|San Diego Union-Tribune
July 13, 2001
Refund claim can't stand, judge says
By TOBY ECKERT
COPLEY NEWS SERVICE
WASHINGTON -- California's claim for $8.9 billion in refunds for
overpriced electricity "has not and cannot be substantiated," a judge
formally told federal energy regulators yesterday.
Offering his official version of closed-door settlement talks between
California officials and power sellers that collapsed Monday, Judge Curtis L. Wagner Jr. said the state "summarily rejected" a settlement proposal he devised. The state was slow to give him information he requested and "many parties" have not provided details of long-term power contracts, Wagner said in a written report to the Federal Energy Regulatory Commission.
"The problem was that there were those who simply did not want to
negotiate, but rather, stood firm on their litigation position with no
movement," Wagner said, without naming names.
Michael Kahn, who led the California delegation in the talks, said he
does not recall rejecting any settlement proposal from the judge. But he acknowledged that data from the state was slow in coming because of the amount of information involved and the short time frame to produce it.
Wagner, who mediated the settlement talks as FERC's chief
administrative law judge, said the state is due "hundreds of millions of dollars, probably more than a billion dollars . . . ," slightly raising an estimate he suggested earlier this week.

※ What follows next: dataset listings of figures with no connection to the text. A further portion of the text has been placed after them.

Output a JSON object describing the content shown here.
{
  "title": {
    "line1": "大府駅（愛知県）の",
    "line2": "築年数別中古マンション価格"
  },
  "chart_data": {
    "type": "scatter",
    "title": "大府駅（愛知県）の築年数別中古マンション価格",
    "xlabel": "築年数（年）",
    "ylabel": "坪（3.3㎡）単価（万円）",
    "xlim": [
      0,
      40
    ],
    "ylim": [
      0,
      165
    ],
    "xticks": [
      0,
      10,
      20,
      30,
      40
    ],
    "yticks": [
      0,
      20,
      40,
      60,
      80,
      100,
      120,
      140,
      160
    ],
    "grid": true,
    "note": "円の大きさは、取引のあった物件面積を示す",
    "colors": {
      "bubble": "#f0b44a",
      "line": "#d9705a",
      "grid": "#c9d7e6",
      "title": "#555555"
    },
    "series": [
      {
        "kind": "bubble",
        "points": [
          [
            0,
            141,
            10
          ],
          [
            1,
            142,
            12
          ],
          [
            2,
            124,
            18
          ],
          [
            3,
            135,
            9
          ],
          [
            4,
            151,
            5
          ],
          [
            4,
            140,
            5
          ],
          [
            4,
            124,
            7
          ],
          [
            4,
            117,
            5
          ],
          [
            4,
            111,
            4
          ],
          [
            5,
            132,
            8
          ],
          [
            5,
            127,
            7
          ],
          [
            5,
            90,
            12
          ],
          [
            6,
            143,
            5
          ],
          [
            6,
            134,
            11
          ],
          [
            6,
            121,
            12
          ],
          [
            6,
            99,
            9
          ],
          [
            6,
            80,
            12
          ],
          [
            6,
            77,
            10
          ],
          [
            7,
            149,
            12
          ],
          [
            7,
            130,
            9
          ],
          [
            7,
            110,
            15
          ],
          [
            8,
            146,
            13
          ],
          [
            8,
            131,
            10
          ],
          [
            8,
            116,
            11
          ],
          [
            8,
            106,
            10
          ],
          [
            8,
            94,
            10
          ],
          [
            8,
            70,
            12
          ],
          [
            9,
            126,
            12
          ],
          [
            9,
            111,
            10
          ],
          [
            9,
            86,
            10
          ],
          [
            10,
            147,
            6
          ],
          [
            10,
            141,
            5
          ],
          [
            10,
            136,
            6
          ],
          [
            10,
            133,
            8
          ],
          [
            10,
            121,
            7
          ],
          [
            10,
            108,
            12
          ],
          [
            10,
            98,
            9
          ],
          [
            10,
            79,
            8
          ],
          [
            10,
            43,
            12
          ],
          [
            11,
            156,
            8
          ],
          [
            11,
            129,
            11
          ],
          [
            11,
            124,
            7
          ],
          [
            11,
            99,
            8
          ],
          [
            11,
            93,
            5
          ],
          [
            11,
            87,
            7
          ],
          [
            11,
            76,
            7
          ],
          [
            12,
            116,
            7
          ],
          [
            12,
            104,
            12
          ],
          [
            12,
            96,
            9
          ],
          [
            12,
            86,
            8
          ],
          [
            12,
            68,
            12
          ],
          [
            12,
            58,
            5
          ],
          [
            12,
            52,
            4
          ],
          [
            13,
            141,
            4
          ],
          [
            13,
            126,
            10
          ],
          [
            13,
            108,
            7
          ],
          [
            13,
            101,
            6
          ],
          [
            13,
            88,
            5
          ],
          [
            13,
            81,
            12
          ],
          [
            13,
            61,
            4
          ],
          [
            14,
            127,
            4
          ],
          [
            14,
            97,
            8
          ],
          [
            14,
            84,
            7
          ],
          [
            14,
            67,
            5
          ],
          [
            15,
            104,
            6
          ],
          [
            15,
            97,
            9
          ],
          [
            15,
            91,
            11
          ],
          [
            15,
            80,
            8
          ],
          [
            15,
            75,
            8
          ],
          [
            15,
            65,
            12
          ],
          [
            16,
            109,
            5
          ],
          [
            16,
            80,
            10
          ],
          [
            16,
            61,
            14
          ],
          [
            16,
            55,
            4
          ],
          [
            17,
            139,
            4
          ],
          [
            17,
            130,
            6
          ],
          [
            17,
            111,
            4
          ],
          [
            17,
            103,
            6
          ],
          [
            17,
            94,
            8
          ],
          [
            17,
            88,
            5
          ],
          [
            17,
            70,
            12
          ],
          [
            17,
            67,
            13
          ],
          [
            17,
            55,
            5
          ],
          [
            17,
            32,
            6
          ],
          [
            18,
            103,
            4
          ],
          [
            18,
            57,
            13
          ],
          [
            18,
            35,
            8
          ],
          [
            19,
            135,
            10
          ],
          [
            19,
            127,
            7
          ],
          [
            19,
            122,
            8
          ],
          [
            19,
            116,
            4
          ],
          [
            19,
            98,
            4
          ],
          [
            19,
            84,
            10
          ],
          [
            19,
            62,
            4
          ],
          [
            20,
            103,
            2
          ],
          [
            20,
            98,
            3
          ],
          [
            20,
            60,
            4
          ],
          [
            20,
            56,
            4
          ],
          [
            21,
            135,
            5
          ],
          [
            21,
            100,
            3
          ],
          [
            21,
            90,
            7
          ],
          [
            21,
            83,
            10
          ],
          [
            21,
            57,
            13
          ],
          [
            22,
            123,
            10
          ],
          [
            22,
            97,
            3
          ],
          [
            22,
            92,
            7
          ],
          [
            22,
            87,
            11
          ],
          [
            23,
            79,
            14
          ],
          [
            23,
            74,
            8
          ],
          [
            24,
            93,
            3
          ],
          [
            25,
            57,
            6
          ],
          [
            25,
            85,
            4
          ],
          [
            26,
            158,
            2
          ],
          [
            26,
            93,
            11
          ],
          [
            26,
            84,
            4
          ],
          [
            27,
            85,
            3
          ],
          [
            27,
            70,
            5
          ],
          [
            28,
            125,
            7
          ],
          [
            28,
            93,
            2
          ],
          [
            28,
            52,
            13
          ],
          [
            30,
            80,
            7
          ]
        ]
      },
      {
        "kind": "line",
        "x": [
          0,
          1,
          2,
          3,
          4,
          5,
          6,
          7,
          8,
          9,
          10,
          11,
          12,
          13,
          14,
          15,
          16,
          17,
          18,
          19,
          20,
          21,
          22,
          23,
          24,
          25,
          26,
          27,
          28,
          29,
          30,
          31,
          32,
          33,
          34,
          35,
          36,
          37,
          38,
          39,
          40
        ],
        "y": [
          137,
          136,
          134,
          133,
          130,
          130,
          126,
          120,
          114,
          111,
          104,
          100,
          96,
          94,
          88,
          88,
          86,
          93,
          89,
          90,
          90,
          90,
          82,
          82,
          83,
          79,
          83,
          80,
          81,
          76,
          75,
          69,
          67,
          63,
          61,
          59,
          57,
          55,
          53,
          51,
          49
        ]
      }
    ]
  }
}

Kahn said that a methodology Wagner spelled out for calculating the
refunds would produce "greater than $1 billion and less than $5 billion" for the state. A firmer estimate is not available, said Kahn, chairman of the California Independent System Operator, which manages most of the state's power grid.
Whatever the figure, Wagner maintained that power sellers are owed more for unpaid bills by state entities and utilities than the state has coming in refunds.
"Can a cash refund be required where a much larger amount is due the seller? The chief judge thinks not," Wagner wrote in his 12-page report.
Instead, any refund due the state should come in the form of "offsets" to the bills owed to the power sellers, Wagner suggested.
Though Wagner had previewed his recommendations on Monday and his written report contained little that was new, it marked the start of another phase in the state's protracted quest for refunds for sky-high wholesale power costs. It is now up to the five-member FERC to decide the issue.
Kahn said the commission should reject Wagner's proposal for further
hearings and settle the issue as early as next week.
"We don't want any more delays," Kahn said, maintaining that the
commission has more than enough information to act.
Gov. Gray Davis has been adamant in demanding at least $8.9 billion in refunds. Davis has vowed to go to court, if necessary, to get them.
In his report, Wagner said he made numerous attempts to keep the
settlement talks going.
Wagner said California rejected a settlement proposal he devised on his own after more than a week of talks failed to generate a firm proposal from either side. He did not divulge details of his proposal.
Kahn responded: "I was there for 15 days. I don't remember summarily rejecting any proposal the judge made. . . . The judge bandied around a lot of different numbers." Wagner said the state also rejected five separate settlement offers from sellers but agreed to discuss seller-by-seller settlements.
Power sellers offered only $703.6 million in give-backs, Wagner said.
Many of the sellers conditioned their offers on a "global settlement" that Kahn said included an end to investigations of their conduct and an end to litigation.
Wagner told FERC it was "extremely difficult to obtain numbers to base a refund figure on, or for that matter, to even reach any decision on the size of the relevant market" for power. Each side submitted a competing set of data, he said, with some from California trickling in as late as Wednesday, two days after the deadline for completing the talks.
Nor have several California entities -- the Department of Water
Resources, investor-owned utilities and the ISO -- provided an estimate of how much money they believe they owe power sellers, Wagner said.
Kahn said the ISO had less than a week to pull together information
before the talks started.
"We were talking about literally millions of transactions. We had
people working day and night responding to the judge's requests and we got it to him as quick as we could," he said.
Wagner recommended that FERC order "a trial-type, evidentiary hearing . . . on a 60-day fast-track schedule" to sort out the financial
He outlined a formula for determining appropriate power costs dating
back to Oct. 2. The formula relies on a pricing method instituted by FERC last month in a bid to tame wholesale power prices in the West.
Power sellers opposed using the FERC method. However, Wagner proposed several changes to the way power production costs would be calculated, a move favored by the sellers.